Expectations Versus Realities of the Confirmation Picture:
On July 1, co-blogger Todd had a very good post offering a quite reasonable prediction: there was going to be a brutal confirmation battle regardless of who Bush nominated to replace O'Connor. Todd wrote:
  Reading the tea leaves, it seems clear that there will be a brutal confirmation battle regardless of who is nominated. At this point, a confirmation battle will be supply-side driven--the interest groups have the money already, and they are going to spend it one way or the other. And then try to raise some more. And the politicians are going to try to raise money by pandering to these same players. No one is going to roll over on either side just because a particular nominee is thought to be "moderate" rather than "conservative".
  The credentials or qualifications of the particular nominee under consideration will be largely beside the point.
  If my sense of things is right, though, Todd's quite reasonable prediction looks like it may turn out to be wrong. It looks like there probably won't be a brutal confirmation battle over John Roberts, even though Roberts is generally understood to be conservative, and Roberts' credentials and qualifications are a part of his appeal. Here's the Washington Post today on the reaction to Roberts's nomination:
  An array of interest groups on the left began mobilizing opposition to Roberts, but reticent Senate Democrats demonstrated little eagerness for an all-out war against him. Some Democratic senators laid the groundwork for a struggle focused on prying loose documents related to Roberts's career in government and using any resistance by the administration against him. Yet as the day progressed, Democrats seemed increasingly resigned to the notion that they cannot stop his appointment.
  The key barometer came from members of the Gang of 14 senators who forged a bipartisan accord in May to avoid a showdown over lower-court appointments. Two Republican members of the group, John McCain (Ariz.) and John W. Warner (Va.), said the Roberts selection would not trigger the "extraordinary circumstances" clause of the agreement that would justify a Democratic filibuster.
  ;Under Senate rules, a filibuster would be the only procedural way the minority party could stop the nomination. By the end of the day, though, Democrats held out little prospect of a filibuster.
  "Everybody ought to cool their jets on this and let the process work," said Sen. Ben Nelson (Neb.), a Democratic member of the group. "Going in, it looks good" for Roberts, he said.
  The question is, what happened? I can think of a bunch of possible reasons why the early signs are pointing away from a brutal battle.
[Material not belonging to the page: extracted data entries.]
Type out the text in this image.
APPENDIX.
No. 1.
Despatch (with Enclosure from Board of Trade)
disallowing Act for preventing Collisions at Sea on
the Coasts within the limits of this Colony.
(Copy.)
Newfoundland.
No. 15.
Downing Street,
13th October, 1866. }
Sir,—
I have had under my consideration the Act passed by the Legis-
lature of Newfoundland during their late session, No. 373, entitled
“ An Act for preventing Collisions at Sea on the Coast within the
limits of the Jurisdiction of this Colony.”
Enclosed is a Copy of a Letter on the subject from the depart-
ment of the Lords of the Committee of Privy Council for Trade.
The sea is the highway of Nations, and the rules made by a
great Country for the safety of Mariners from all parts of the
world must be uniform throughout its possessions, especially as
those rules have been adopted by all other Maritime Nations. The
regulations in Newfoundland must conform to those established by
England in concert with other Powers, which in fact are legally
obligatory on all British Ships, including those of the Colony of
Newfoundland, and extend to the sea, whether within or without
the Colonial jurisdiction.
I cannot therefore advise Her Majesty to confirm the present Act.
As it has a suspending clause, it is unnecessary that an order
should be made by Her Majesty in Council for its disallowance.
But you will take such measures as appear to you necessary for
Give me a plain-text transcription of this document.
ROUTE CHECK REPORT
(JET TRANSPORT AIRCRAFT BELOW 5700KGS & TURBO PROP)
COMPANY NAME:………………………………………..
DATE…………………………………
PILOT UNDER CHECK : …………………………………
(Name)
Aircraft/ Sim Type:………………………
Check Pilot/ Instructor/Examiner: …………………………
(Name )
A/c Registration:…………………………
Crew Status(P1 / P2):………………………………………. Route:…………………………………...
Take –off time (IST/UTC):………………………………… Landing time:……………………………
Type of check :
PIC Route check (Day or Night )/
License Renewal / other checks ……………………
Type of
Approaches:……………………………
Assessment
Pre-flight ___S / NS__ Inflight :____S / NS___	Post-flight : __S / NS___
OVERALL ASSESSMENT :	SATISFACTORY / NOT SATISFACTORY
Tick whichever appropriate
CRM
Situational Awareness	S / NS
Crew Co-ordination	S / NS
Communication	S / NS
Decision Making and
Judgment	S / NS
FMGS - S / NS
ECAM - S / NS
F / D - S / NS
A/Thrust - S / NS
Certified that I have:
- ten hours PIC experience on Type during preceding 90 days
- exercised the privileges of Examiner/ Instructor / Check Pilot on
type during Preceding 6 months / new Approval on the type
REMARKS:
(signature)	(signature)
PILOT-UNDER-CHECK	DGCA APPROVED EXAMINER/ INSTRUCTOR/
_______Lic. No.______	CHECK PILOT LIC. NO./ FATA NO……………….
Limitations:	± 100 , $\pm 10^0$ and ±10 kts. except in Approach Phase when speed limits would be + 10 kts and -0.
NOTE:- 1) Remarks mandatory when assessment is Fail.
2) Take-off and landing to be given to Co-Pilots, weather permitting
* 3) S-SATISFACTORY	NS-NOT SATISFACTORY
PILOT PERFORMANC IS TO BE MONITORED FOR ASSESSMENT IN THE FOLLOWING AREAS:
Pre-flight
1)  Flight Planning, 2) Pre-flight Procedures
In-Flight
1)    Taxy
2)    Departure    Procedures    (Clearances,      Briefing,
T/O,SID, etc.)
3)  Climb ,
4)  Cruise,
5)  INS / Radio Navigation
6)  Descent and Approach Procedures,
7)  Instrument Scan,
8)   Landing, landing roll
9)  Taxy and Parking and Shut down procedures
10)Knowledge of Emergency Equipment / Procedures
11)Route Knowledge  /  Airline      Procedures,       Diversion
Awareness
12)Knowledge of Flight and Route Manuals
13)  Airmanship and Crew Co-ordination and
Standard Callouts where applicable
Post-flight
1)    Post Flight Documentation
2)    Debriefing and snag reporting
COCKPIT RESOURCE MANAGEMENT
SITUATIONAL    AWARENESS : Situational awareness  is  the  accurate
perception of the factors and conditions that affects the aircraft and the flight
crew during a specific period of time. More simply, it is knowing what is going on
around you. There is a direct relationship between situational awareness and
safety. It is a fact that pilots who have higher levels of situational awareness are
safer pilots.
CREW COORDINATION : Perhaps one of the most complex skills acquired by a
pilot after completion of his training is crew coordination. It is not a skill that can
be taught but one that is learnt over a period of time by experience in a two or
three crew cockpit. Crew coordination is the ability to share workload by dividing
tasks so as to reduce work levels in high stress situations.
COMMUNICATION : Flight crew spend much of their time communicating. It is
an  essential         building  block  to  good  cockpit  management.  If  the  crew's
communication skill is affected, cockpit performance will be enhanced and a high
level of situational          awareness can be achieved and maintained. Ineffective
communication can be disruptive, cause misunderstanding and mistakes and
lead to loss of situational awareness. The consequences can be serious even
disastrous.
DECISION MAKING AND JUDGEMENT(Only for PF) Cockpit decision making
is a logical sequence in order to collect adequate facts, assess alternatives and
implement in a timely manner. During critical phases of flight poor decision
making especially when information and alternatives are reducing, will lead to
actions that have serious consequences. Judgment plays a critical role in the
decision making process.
Here are two.

  First, Roberts is not an unknown quantity in DC, and has not lived in a Republican cocoon. Many Democrats know him and like him, leading to lots of water cooler conversations that resemble this excellent post from Brad Joondeph at Supreme Court Extra. It's hard to man the battle stations in light of reactions like that.

  Second, I suspect that the Rehnquist retirement rumors are helping Roberts. Everyone is assuming that within the next year or so Chief Justice Rehqnuist will retire, meaning that the Roberts confirmation is just the first round in a two-round series. I'm not a political strategist, but my sense is that this makes things more complicated for Democrats who may want to oppose Roberts now. If Roberts is on the reasonable end of the likely nominees Bush may name, then it makes some sense to scrutinize Roberts but then let him through, saving energy for the real battle in the next round.